ロシアは、米国が核実験を再開する動きを見せれば、世界的な連鎖反応を引き起こし、主要国間の緊張を深め、軍備管理の取り組みを危うくすると警告しました。

ジュネーブの軍縮会議で、ロシア大使ゲンナジー・ガチロフ氏は火曜日、米国が核実験モラトリアムを放棄すれば危険な「ドミノ効果」が発生し、その影響に対する責任はホワイトハウスにあると警鐘を鳴らしました。

この警告は、トランプ大統領が核実験再開に前向きであることを示唆する米政府高官の発言を受けたもので、米国は1992年以来、核実験を行っていません。再開の背景には、中国やロシアによる秘密活動があるとされています。

核実験での「対等な立場」とは?

先週、ハドソン研究所で講演した米国の上級軍備管理当局者クリストファー・ヨー氏は、米国は「対等な立場」で核実験に復帰すると述べ、ワシントンはライバル国が設定したとみなす新たな実験基準に対応する必要があると主張しました。

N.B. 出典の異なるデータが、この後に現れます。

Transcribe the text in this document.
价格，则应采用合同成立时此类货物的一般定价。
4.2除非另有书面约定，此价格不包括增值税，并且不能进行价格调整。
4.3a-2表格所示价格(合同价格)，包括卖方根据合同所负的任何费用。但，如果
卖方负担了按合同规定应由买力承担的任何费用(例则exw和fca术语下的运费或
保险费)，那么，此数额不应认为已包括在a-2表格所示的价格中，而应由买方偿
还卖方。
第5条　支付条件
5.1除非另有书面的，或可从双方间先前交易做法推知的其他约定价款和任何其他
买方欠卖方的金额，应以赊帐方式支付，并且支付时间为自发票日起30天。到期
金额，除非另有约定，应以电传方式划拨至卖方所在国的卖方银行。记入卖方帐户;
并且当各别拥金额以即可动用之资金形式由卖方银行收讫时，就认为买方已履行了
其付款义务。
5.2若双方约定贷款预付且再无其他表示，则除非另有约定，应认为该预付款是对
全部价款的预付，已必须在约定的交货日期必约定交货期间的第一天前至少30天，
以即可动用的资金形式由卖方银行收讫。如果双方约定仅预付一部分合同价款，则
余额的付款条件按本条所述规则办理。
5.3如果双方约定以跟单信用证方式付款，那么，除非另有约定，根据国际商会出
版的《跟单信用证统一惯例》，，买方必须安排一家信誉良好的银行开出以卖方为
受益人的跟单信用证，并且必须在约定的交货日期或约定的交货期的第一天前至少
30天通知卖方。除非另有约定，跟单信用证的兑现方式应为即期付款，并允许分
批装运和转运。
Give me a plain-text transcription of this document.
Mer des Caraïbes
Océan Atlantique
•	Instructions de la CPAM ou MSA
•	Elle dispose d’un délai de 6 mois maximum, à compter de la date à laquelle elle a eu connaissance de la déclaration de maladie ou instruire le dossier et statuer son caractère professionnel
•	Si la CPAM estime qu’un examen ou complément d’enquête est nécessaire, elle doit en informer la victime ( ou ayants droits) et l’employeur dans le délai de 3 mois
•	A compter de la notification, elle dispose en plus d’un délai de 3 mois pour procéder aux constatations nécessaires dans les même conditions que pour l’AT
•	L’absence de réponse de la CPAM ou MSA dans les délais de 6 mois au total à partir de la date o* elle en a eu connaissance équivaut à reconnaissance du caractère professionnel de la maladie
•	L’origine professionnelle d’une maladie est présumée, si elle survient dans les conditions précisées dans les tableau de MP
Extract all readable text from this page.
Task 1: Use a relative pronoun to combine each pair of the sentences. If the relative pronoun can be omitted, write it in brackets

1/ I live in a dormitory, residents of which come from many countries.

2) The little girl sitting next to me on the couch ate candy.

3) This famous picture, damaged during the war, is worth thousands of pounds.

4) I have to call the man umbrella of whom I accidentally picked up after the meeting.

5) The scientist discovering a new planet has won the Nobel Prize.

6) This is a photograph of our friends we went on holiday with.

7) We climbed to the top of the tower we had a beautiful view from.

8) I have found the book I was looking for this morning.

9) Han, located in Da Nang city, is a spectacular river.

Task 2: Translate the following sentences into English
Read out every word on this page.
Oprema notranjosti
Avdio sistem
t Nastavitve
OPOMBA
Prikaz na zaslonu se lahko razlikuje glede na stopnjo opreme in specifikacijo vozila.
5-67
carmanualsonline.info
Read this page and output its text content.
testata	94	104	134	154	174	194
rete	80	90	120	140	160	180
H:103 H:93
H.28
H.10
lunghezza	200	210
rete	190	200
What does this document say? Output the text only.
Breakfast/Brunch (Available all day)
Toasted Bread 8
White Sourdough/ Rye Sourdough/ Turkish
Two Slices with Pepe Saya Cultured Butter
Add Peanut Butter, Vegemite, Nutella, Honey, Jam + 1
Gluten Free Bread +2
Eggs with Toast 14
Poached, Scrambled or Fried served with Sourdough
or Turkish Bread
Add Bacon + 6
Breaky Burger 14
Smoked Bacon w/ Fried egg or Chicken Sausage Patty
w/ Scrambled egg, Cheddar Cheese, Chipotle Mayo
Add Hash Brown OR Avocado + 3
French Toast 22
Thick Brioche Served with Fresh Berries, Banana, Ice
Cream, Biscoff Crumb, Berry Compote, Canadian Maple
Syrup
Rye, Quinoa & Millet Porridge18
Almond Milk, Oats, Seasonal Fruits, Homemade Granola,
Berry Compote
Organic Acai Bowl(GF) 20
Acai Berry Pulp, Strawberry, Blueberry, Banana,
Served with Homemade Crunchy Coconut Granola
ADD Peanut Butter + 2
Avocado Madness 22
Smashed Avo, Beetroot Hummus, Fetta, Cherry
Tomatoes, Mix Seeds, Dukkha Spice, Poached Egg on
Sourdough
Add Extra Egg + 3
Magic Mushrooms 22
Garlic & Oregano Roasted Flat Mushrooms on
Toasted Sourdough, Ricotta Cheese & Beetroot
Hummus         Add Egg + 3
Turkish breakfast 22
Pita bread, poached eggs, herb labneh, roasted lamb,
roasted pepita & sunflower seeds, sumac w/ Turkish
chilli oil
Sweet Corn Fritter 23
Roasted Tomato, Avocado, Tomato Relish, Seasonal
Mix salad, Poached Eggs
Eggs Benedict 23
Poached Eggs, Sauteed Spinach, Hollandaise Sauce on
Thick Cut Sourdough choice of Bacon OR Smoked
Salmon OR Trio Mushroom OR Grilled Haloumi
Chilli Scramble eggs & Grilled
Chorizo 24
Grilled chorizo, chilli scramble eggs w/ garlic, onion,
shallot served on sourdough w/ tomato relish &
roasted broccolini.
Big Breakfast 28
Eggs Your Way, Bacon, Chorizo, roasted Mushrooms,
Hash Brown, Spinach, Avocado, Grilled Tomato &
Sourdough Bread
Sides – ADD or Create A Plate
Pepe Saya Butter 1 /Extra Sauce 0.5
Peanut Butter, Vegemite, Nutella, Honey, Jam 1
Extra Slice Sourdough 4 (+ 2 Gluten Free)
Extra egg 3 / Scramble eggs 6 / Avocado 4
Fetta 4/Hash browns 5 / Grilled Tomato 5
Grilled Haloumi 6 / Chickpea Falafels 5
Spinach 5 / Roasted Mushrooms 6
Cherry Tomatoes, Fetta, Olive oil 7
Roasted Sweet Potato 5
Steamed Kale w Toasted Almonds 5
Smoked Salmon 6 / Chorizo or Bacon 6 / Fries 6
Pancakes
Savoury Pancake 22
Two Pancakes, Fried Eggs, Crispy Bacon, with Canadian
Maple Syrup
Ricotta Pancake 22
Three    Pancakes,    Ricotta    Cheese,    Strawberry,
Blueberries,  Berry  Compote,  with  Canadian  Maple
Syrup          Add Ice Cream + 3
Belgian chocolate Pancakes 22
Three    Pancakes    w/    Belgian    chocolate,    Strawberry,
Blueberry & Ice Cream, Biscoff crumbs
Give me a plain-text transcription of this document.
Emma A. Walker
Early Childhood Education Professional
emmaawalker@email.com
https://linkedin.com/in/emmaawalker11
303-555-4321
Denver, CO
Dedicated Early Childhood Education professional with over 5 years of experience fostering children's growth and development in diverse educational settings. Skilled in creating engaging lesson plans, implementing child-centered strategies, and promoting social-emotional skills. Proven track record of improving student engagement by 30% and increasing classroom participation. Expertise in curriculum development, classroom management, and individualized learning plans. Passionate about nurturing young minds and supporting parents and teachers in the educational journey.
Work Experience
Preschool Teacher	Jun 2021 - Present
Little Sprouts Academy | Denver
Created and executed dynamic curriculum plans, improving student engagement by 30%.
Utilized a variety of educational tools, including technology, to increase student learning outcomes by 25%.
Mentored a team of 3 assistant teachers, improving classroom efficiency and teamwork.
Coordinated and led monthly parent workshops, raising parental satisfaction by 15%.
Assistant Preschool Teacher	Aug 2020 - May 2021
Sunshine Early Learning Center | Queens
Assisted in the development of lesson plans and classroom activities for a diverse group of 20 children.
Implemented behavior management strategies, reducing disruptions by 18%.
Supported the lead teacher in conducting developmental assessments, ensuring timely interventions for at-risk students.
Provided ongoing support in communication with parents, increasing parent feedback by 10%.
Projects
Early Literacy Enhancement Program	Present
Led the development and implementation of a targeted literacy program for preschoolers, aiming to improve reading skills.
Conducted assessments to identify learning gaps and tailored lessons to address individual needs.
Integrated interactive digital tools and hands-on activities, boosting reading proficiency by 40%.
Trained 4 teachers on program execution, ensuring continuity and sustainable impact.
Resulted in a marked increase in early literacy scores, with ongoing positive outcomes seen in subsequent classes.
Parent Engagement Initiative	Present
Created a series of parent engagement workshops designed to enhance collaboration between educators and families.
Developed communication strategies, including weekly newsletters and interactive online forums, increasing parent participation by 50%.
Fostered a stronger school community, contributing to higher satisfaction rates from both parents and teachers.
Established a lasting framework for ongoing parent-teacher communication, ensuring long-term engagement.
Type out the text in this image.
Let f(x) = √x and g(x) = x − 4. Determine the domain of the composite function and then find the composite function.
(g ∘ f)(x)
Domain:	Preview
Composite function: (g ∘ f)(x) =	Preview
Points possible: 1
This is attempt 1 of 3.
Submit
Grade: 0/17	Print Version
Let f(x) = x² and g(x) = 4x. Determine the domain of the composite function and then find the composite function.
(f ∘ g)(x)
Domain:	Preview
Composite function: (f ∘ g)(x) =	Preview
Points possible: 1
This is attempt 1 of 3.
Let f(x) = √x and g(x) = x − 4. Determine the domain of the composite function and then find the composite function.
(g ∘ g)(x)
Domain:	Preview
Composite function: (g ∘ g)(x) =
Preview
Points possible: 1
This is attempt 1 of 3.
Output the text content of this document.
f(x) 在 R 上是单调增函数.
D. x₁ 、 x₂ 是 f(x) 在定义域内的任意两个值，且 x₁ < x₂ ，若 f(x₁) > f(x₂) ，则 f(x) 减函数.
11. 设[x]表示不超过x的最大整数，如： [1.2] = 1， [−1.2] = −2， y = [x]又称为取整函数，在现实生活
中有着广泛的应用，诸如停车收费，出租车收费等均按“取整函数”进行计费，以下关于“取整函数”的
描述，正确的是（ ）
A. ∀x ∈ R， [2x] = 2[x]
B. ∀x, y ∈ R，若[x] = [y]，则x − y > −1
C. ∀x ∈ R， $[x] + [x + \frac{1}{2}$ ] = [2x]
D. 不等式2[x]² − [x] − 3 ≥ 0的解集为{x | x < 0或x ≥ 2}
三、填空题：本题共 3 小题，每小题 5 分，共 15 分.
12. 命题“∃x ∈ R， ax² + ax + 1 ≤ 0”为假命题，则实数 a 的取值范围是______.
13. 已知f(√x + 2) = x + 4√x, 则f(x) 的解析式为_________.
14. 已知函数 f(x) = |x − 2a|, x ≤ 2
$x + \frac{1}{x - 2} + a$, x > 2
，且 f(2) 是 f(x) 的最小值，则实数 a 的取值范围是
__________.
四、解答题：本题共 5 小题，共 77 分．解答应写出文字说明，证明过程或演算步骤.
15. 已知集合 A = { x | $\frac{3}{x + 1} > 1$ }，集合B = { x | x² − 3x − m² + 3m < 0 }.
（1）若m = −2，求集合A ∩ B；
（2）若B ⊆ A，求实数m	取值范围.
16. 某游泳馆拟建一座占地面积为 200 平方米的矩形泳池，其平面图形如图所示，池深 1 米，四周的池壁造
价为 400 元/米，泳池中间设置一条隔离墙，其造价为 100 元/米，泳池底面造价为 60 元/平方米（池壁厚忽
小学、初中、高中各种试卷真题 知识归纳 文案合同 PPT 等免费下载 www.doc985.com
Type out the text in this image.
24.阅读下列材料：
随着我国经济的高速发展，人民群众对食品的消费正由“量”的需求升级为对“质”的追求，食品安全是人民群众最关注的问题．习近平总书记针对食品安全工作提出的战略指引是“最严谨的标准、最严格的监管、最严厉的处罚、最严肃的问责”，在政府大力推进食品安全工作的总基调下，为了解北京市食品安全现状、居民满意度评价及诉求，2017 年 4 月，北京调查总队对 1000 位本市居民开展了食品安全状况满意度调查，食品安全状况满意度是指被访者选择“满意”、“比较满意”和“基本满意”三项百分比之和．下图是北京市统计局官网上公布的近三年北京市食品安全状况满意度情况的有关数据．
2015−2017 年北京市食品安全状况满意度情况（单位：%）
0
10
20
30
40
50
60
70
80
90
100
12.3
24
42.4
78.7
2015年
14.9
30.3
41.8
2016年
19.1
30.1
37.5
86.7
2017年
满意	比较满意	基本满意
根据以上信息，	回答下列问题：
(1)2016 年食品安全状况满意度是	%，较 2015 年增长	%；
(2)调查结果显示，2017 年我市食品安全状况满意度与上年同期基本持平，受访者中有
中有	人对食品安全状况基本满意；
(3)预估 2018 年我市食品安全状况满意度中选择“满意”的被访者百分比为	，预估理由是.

米当局者は、中国が2020年に小規模な地下核実験を行い、追加実験を準備していると非難し、ロシアも低威力の核爆発を実施したと主張していますが、両国はいずれの主張も否定しています。

モスクワは、エスカレートする言辞が、すでに脆弱な包括的核実験禁止条約(全ての核実験を禁止する条約だが、正式には発効していない)のさらなる弱体化を招くおそれがあると指摘しました。

ガチロフ氏は、米国の立場が条約の将来に新たな疑念を投げかけると警告し、核保有国の中で条約を批准しているのはフランスと英国のみであることを指摘しました。

この応酬は、主要国間の核競争が抑止の陰に隠れていた状況から、再び核実験再開の目に見える瀬戸際へと移りつつあることを浮き彫りにしており、専門家はこれが冷戦期の最も持続的な抑制の一つの終焉を意味する可能性があると懸念しています。